Learning to Breathe Underwater
When you open my app
you see my screen
on your screen,
a live feed of my lines
coming into being —
composition as performance.
You see me break
my lines, backspace over words,
replace a semicolon with a comma.
You see my blinking cursor
as I wait for what comes next.
When I switch to Body mode,
you see what I see,
hear what I hear
(we’re working on the scent technology).
Check me out on Wednesday mornings:
I’m usually out on a walk all alone,
writing on my phone —
stuff I’ve been working on during sleep,
paw prints flowering the snow —
whatever pops through
the language membrane.
I’ll go for three or four hours,
similar to a baseball game
(including about the same amount of time
where nothing much is happening).
I’m lining up a roster of
accomplished artists you can watch
at other times: a blower at the glass works,
a band in the recording studio.
You can witness the process in real time,
or watch it later on demand.
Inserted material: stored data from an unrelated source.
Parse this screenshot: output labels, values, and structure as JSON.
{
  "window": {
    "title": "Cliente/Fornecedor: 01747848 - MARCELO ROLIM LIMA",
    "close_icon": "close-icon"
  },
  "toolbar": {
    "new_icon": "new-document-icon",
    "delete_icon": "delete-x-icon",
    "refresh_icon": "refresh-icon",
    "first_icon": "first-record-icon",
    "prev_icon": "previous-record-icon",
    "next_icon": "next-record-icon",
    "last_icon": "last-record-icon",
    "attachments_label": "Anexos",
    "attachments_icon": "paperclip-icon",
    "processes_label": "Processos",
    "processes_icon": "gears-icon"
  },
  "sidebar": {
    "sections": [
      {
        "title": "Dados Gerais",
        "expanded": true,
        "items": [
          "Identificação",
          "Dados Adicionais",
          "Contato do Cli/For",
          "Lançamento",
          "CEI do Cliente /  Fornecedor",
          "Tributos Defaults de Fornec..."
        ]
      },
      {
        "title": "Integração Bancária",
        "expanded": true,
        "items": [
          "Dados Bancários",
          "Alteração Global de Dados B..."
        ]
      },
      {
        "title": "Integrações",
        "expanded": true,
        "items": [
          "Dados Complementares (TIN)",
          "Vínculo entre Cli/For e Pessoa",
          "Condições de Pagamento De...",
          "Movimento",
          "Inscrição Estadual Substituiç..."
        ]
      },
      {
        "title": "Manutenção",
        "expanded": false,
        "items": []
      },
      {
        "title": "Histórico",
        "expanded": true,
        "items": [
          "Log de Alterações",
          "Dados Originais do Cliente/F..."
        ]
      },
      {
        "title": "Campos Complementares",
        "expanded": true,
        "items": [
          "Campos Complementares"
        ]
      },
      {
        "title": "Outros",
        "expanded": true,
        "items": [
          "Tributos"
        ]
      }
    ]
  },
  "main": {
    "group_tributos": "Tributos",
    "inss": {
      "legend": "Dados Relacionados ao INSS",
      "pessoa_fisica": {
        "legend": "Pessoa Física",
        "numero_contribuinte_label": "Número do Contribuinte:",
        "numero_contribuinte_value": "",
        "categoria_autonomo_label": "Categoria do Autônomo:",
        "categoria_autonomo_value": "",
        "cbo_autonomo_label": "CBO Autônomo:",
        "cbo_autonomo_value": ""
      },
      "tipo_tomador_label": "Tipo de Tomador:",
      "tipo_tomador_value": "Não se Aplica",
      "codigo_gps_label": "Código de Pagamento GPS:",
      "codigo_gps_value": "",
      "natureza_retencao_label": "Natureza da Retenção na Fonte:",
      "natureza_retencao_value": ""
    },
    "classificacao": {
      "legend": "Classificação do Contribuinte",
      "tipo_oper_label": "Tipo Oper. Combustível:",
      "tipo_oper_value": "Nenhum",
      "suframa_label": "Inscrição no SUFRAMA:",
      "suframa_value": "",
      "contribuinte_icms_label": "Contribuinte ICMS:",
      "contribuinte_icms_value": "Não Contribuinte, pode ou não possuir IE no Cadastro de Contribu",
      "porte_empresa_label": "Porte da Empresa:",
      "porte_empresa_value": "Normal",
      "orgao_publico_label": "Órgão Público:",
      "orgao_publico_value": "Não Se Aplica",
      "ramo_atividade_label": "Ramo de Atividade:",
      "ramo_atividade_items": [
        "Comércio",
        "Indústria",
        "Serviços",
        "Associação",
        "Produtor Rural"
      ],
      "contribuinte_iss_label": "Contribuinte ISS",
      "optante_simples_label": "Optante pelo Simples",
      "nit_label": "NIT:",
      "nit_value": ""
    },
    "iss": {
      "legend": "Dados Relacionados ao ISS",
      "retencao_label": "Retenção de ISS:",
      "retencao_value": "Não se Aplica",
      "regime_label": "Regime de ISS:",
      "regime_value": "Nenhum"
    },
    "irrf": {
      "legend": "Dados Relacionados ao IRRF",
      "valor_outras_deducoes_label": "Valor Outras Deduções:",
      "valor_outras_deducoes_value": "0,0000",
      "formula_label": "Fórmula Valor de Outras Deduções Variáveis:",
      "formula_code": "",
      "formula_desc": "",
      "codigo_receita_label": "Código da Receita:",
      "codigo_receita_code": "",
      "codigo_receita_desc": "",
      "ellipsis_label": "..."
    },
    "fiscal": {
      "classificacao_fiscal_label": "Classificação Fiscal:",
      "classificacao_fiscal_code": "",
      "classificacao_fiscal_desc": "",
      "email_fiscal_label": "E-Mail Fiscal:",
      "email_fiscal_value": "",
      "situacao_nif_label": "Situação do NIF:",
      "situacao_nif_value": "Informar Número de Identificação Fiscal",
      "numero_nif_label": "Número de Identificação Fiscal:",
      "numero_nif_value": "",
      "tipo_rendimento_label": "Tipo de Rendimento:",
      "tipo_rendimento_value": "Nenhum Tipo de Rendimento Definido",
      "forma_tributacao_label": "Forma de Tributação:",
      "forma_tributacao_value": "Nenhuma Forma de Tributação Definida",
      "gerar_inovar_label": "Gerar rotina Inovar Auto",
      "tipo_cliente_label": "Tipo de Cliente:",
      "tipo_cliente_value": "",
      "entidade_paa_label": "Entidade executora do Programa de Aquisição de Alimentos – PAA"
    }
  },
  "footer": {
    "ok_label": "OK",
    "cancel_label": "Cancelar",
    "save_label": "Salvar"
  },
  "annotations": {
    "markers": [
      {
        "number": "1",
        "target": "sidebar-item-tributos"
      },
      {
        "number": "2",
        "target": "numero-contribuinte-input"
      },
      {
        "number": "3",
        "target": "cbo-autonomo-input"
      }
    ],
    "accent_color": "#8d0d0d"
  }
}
I also post
edited programs, which you can watch
in less than an hour
(like the baseball game
without the foul balls, etc.).
People ask me how I’m going to monetize it —
I don’t worry about that. I have
an angel investor to figure out
how to make it pay for itself.
It costs me next to nothing
to produce the content —
just my time, which is invaluable,
but there’s nothing
I’d rather be doing
(OK, maybe one thing).
And my angel says
at the end of the day
(she loves to say,
“At the end of the day …”)
my brand is becoming more valuable,
capable of generating larger streams
of future revenue. WAG!
I can’t let all that affect me.
I have a lot of followers
who are counting on me
to ignore them,
to be fully absorbed by my art.
They don’t want me forcing stuff out
just to please them,
giving them a pile
of sand to sift through.
They want the real me,
the person I am
when no one else is around.
They don’t want to watch me
take a deep breath and stay underwater as long as possible,
or strap on some cumbersome
breathing apparatus. They want
to see me learn to breathe down there,
so I never have to come up for air.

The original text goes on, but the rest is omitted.